Liebeck / IWNLP.Lemmatizer

IWNLP.Lemmatizer is a dictionary-based lemmatizer for the German language
http://www.iwnlp.com/
MIT License
3 stars 0 forks source link

Incomplete project #1

Open strohhut opened 3 years ago

strohhut commented 3 years ago

I see that Lemmatizer.cs has the stament using IWNLP.Models; but that namespace is defined in a different solution: IWNLP from this repo. I t hink it would make sense to have a complete, buildable solution here since the docs say "Clone IWNLP.Lemmatizer and build it".

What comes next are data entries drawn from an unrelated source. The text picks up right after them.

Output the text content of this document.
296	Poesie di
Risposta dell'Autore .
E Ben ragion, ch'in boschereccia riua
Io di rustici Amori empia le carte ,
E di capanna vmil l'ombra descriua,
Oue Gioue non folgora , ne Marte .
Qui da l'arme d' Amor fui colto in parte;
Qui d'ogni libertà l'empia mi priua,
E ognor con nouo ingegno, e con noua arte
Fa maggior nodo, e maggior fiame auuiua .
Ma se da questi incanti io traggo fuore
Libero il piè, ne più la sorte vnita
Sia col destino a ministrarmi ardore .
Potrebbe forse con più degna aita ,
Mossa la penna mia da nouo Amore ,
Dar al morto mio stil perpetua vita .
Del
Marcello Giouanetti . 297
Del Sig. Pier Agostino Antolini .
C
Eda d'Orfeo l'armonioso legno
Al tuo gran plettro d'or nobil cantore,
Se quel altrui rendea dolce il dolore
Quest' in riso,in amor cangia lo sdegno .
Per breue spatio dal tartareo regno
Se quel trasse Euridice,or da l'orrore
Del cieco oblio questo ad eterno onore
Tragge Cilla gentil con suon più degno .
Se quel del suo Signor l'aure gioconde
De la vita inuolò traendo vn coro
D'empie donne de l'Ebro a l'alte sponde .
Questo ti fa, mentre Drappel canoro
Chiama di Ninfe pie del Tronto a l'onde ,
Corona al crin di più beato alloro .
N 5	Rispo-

Liebeck commented 3 years ago

@strohhut Yes, IWNLP.Lemmatizer references IWNLP but as direct reference to the built DLL rather than the project itself. I agree, it would also make sense to only use one solution and one Git repo.

To be honest, I've rarely used the C# implementation (only for evaluation and export) in the past. For NLP, I've been using the Python port https://github.com/Liebeck/IWNLP-py and my integration into spaCy https://github.com/Liebeck/spacy-iwnlp

Have you tried out IWNLP with the latest dump? Does it work or does it skip a lot of words? It's been some time for me outside of academia.

strohhut commented 3 years ago

I'm not sure how many words are skipped. During parsing there is only a very small number of errors and exceptions that are being logged. I get the following amount of words with a current dump

AdjectivalDeclensionDeutschAdjektivischUebersichtTotal: 1664
AdjectivesTotal: 12142
Nouns: 80957
NounsDeutschNameUebersichtTotal: 313
NounsDeutschSubstantivUebersichtSchTotal: 456
VerbsConjugationIrregular: 2483
VerbsConjugationRegular: 9747
VerbsConjugationTotal: 12663
VerbsConjugationWeakInseparable: 0
VerbsTotal: 12011

but I'm not sure about the total number of words in wiktionary. This page says there are 90170 pages for nouns and 11716 pages for verbs for instance but I don't know how accurate this is since it mentions fewer verbs than IWNLP.Lemmatizer contains as a result.

How is the python different from the .NET version? Is it the recommended over .NET even for standalone use (e.g. without spacy)?